先進的多模態能力：相比 InternVL 2.5，InternVL3 展現出更卓越的多模態感知和推理能力，還將多模態能力拓展到工具使用、GUI 代理、工業圖像分析、3D 視覺感知等領域。
優秀的語言性能：得益於原生多模態預訓練，InternVL3 系列在整體文本性能上甚至優於 Qwen2.5 系列。
靈活的模型架構：沿用 “ViT - MLP - LLM” 範式，整合新的增量預訓練 InternViT 和多種預訓練 LLM，如 InternLM 3 和 Qwen 2.5。
創新的訓練策略：採用原生多模態預訓練、監督微調、混合偏好優化和測試時縮放等策略，提升模型性能。

📦 安裝指南

LMDeploy

# if lmdeploy<0.7.3, you need to explicitly set chat_template_config=ChatTemplateConfig(model_name='internvl2_5')
pip install lmdeploy>=0.7.3

若要使用 OpenAI 風格的接口，需要安裝 OpenAI：

pip install openai

💻 使用示例

基礎用法

from lmdeploy import pipeline, TurbomindEngineConfig, ChatTemplateConfig
from lmdeploy.vl import load_image

model = 'OpenGVLab/InternVL3-8B'
image = load_image('https://raw.githubusercontent.com/open-mmlab/mmdeploy/main/tests/data/tiger.jpeg')
pipe = pipeline(model, backend_config=TurbomindEngineConfig(session_len=16384, tp=1), chat_template_config=ChatTemplateConfig(model_name='internvl2_5'))
response = pipe(('describe this image', image))
print(response.text)

高級用法

多圖像推理

from lmdeploy import pipeline, TurbomindEngineConfig, ChatTemplateConfig
from lmdeploy.vl import load_image
from lmdeploy.vl.constants import IMAGE_TOKEN

model = 'OpenGVLab/InternVL3-8B'
pipe = pipeline(model, backend_config=TurbomindEngineConfig(session_len=16384, tp=1), chat_template_config=ChatTemplateConfig(model_name='internvl2_5'))

image_urls=[
    'https://raw.githubusercontent.com/open-mmlab/mmdeploy/main/demo/resources/human-pose.jpg',
    'https://raw.githubusercontent.com/open-mmlab/mmdeploy/main/demo/resources/det.jpg'
]

images = [load_image(img_url) for img_url in image_urls]
# Numbering images improves multi-image conversations
response = pipe((f'Image-1: {IMAGE_TOKEN}\nImage-2: {IMAGE_TOKEN}\ndescribe these two images', images))
print(response.text)

批量提示推理

from lmdeploy import pipeline, TurbomindEngineConfig, ChatTemplateConfig
from lmdeploy.vl import load_image

model = 'OpenGVLab/InternVL3-8B'
pipe = pipeline(model, backend_config=TurbomindEngineConfig(session_len=16384, tp=1), chat_template_config=ChatTemplateConfig(model_name='internvl2_5'))

image_urls=[
    "https://raw.githubusercontent.com/open-mmlab/mmdeploy/main/demo/resources/human-pose.jpg",
    "https://raw.githubusercontent.com/open-mmlab/mmdeploy/main/demo/resources/det.jpg"
]
prompts = [('describe this image', load_image(img_url)) for img_url in image_urls]
response = pipe(prompts)
print(response)

多輪對話

from lmdeploy import pipeline, TurbomindEngineConfig, GenerationConfig, ChatTemplateConfig
from lmdeploy.vl import load_image

model = 'OpenGVLab/InternVL3-8B'
pipe = pipeline(model, backend_config=TurbomindEngineConfig(session_len=16384, tp=1), chat_template_config=ChatTemplateConfig(model_name='internvl2_5'))

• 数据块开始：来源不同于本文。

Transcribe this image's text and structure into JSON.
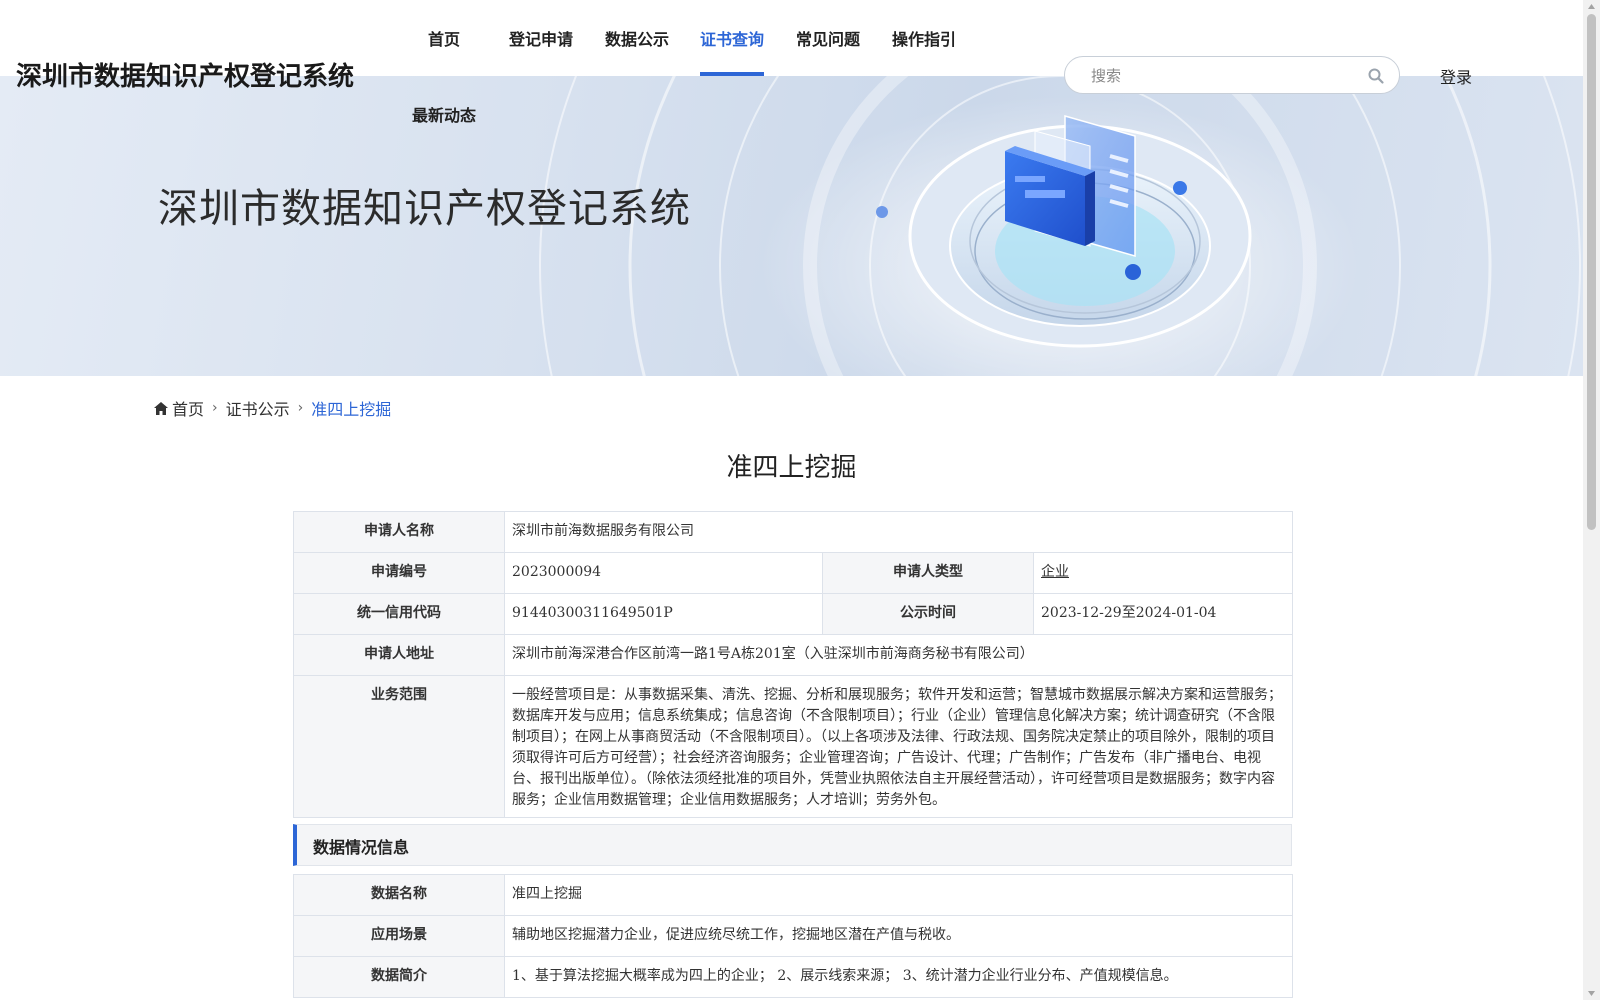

image = load_image('https://raw.githubusercontent.com/open-mmlab/mmdeploy/main/demo/resources/human-pose.jpg')
gen_config = GenerationConfig(top_k=40, top_p=0.8, temperature=0.8)
sess = pipe.chat(('describe this image', image), gen_config=gen_config)
print(sess.response.text)
sess = pipe.chat('What is the woman doing?', session=sess, gen_config=gen_config)
print(sess.response.text)

服務部署

lmdeploy serve api_server OpenGVLab/InternVL3-8B --chat-template internvl2_5 --server-port 23333 --tp 1

使用 OpenAI 風格接口進行 API 調用：

from openai import OpenAI

client = OpenAI(api_key='YOUR_API_KEY', base_url='http://0.0.0.0:23333/v1')
model_name = client.models.list().data[0].id
response = client.chat.completions.create(
    model=model_name,
    messages=[{
        'role':
        'user',
        'content': [{
            'type': 'text',
            'text': 'describe this image',
        }, {
            'type': 'image_url',
            'image_url': {
                'url':
                'https://modelscope.oss-cn-beijing.aliyuncs.com/resource/tiger.jpeg',
            },
        }],
    }],
    temperature=0.8,
    top_p=0.8)
print(response)

📚 詳細文檔

InternVL3 家族

模型名稱	視覺部分	語言部分	Hugging Face 鏈接
InternVL3 - 1B	[InternViT - 300M - 448px - V2_5](https://huggingface.co/OpenGVLab/InternViT - 300M - 448px - V2_5)	[Qwen2.5 - 0.5B](https://huggingface.co/Qwen/Qwen2.5 - 0.5B)	[鏈接](https://huggingface.co/OpenGVLab/InternVL3 - 1B)
InternVL3 - 2B	[InternViT - 300M - 448px - V2_5](https://huggingface.co/OpenGVLab/InternViT - 300M - 448px - V2_5)	[Qwen2.5 - 1.5B](https://huggingface.co/Qwen/Qwen2.5 - 1.5B)	[鏈接](https://huggingface.co/OpenGVLab/InternVL3 - 2B)
InternVL3 - 8B	[InternViT - 300M - 448px - V2_5](https://huggingface.co/OpenGVLab/InternViT - 300M - 448px - V2_5)	[Qwen2.5 - 7B](https://huggingface.co/Qwen/Qwen2.5 - 7B)	[鏈接](https://huggingface.co/OpenGVLab/InternVL3 - 8B)
InternVL3 - 9B	[InternViT - 300M - 448px - V2_5](https://huggingface.co/OpenGVLab/InternViT - 300M - 448px - V2_5)	[internlm3 - 8b - instruct](https://huggingface.co/internlm/internlm3 - 8b - instruct)	[鏈接](https://huggingface.co/OpenGVLab/InternVL3 - 9B)
InternVL3 - 14B	[InternViT - 300M - 448px - V2_5](https://huggingface.co/OpenGVLab/InternViT - 300M - 448px - V2_5)	[Qwen2.5 - 14B](https://huggingface.co/Qwen/Qwen2.5 - 14B)	[鏈接](https://huggingface.co/OpenGVLab/InternVL3 - 14B)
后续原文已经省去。